Tuesday, October 30, 2012

The Epicurious Cookbook by Tanya Steel and The Editors of Epicurious

Since I am a-bit-of-this and a-bit-of-that kind of cook, I especially appreciate recipes that leave room for improvisation and innovation, which is also why I like websites such as epicurious.com that allow for user comments and ratings. How exciting is it then to find out one of my favorite cooking sites just came out with a book! The Epicurious Cookbook is a book I can carry around the kitchen, scribble notes in, and dog-ear pages of favorite works-every-time recipes. I loved that the recipes are even divided up into seasons making use of what's available and freshest at the grocery store and farmer's market.  My kitchen was a hive of activity recently as hub and I got busy putting together and enjoying some delectable meals.

Here's what we made:

Wild Mushroom Pizza with Caramelized Onions, Fontina, and Rosemary - pg46

This was my favorite! For being such a simple looking pizza, it was incredibly delicious. The recipe is actually for several small pizzas but I made one large one. The wine I used for sautéing the mushrooms was sake. I imagine Pinot Grigio would work well here too, but sake was what we had on hand and lent just as tasty a wine flavour.

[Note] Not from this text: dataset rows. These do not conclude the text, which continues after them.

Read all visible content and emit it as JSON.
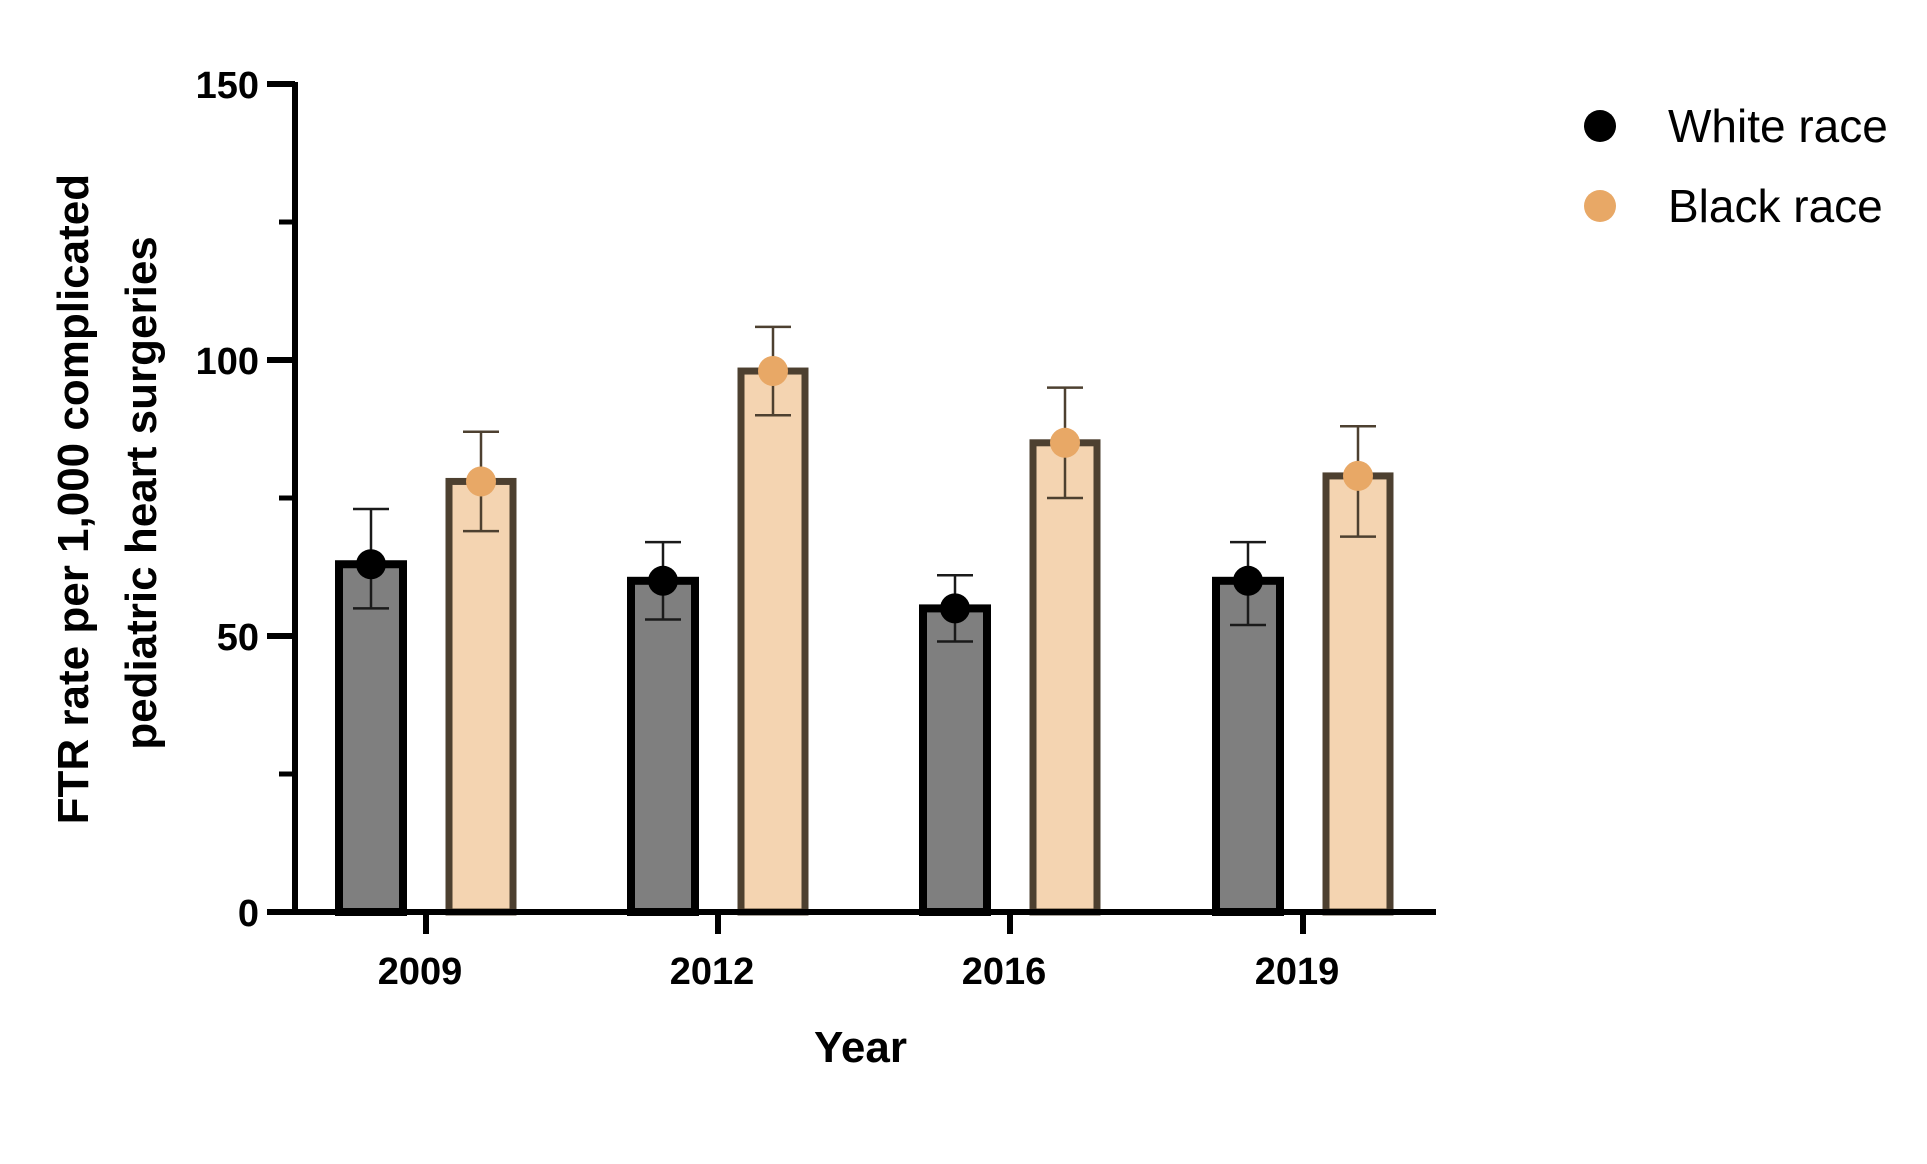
{
  "chart_data": {
    "type": "bar",
    "title": "",
    "xlabel": "Year",
    "ylabel": [
      "FTR rate per 1,000 complicated",
      "pediatric heart surgeries"
    ],
    "categories": [
      "2009",
      "2012",
      "2016",
      "2019"
    ],
    "ylim": [
      0,
      150
    ],
    "yticks": [
      0,
      50,
      100,
      150
    ],
    "y_minor_ticks": [
      25,
      75,
      125
    ],
    "grid": false,
    "legend_position": "top-right",
    "series": [
      {
        "name": "White race",
        "values": [
          63,
          60,
          55,
          60
        ],
        "err_low": [
          55,
          53,
          49,
          52
        ],
        "err_high": [
          73,
          67,
          61,
          67
        ],
        "bar_fill": "#7f7f7f",
        "bar_stroke": "#000000",
        "marker_color": "#000000"
      },
      {
        "name": "Black race",
        "values": [
          78,
          98,
          85,
          79
        ],
        "err_low": [
          69,
          90,
          75,
          68
        ],
        "err_high": [
          87,
          106,
          95,
          88
        ],
        "bar_fill": "#f4d4b1",
        "bar_stroke": "#4d4030",
        "marker_color": "#e8a866"
      }
    ]
  }
}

Caramelized onions already done and set aside and a pan full of sautéing chopped mushrooms.

The ingredients are assembled and ready to put into a hot oven.

Lunch! Along with the rest of the sake and a most delicious Pear, Arugula and Pancetta Salad pg324

Next we made Grilled Citrus Chicken under a Brick - pg144 only we didn't do a whole butterflied chicken as it says to do but rather boneless chicken breasts, adjusting the cooking time down accordingly. One of the alternatives suggested is to use a cast iron skillet instead of bricks, which we tried with great success! We heated the skillet over the coals first so that when they were placed on top of the chicken they would not only flatten the meat but also help cook it from on top. We also sautéd the marinade so it could glaze the finished chicken (picture) with lovely bits of citrus, herbs and garlic still intact.

Oh man, this was so delicious. We combined this with the Roasted Cauliflower with Kalamata Olives on pg 364 to which we added a sprinkling of feta cheese, and some plain basmati rice to absorb all the juices and flavours.

Hub made himself this lovely little lunch on page 205, Open-Faced Bacon and Egg Sandwich with Arugula. He added a sprinkle of turmeric to the egg to give it a bit of colour . . . and also just because he likes turmeric.

It too was declared a delectable success.

We made a number of other very tasty recipes including Vegetarian Cassoulet on pg 329, using a combination of lima beans and chick peas; Quinoa with Moroccan Winter Squash and Carrot Stew on pg 330, substituting yams for the carrots; Chicken and Fall Vegetable Pot Pie on pg 249; Thai Chicken Stock on pg 362; And, finally, for dessert the Cinnamon Crumble Apple Pie on pg 287, which we actually just made into an apple crumble omitting the crust altogether on account of our less-than-youthful waistlines . . . One has to make concessions somewhere (!) In spite of that it was one of the most delicious apple crumbles I've ever tasted.

The Epicurious Cookbook is full of clear and straightforward recipes, delicious pictures, and an array of   substitution possibilities. It will have a place on my kitchen bookshelf for a long time to come.


Heidi’sbooks said...

Yummylicious! I love mushrooms! The Vegetarian Cassoulet sounds wonderful too.

Trish said...

I love mushrooms too so this pizza was a no-brainer for me. As for the cassoulet, my 15 year-old son even declared it delicious, which is pretty great considering there is no meat in this dish.

laughingwolf said...

damn, that's how i attack meals!

gotsta git me this'n ;)

i began at ma n pa's elbow, around age 6... no one's died, or even gotten sick from anything i cooked... though son often complained stuff was 'too hot', ie spicy! lol

most often i just see what's available in my fridge/cupboards and shoot from the hip, combining things as they show up, in my sight!

btw, i think it's jamie oliver who sez, NEVER cook steak over high heat, to retain juices, and ALWAYS let the meat rest, at least 3-5 min, depending on thickness

Trish said...

It's the best and most fun way to cook!

Alexis @ Reflections of a Bookaholic said...

I love love cookbooks! I struggle with buying cookbooks based on online sites because I question whether it is simply a compilation of recipes that I can get online. Is that the case here?

Trish said...

When I looked these recipes up online I found them slightly different which makes me think that the ones in the book have been tested and tweaked a few more times for the better, I believe. I also just like and appreciate the portability of a physical book; online cooking sites are fine for quick references, but an actual cookbook is more comfortable and homey.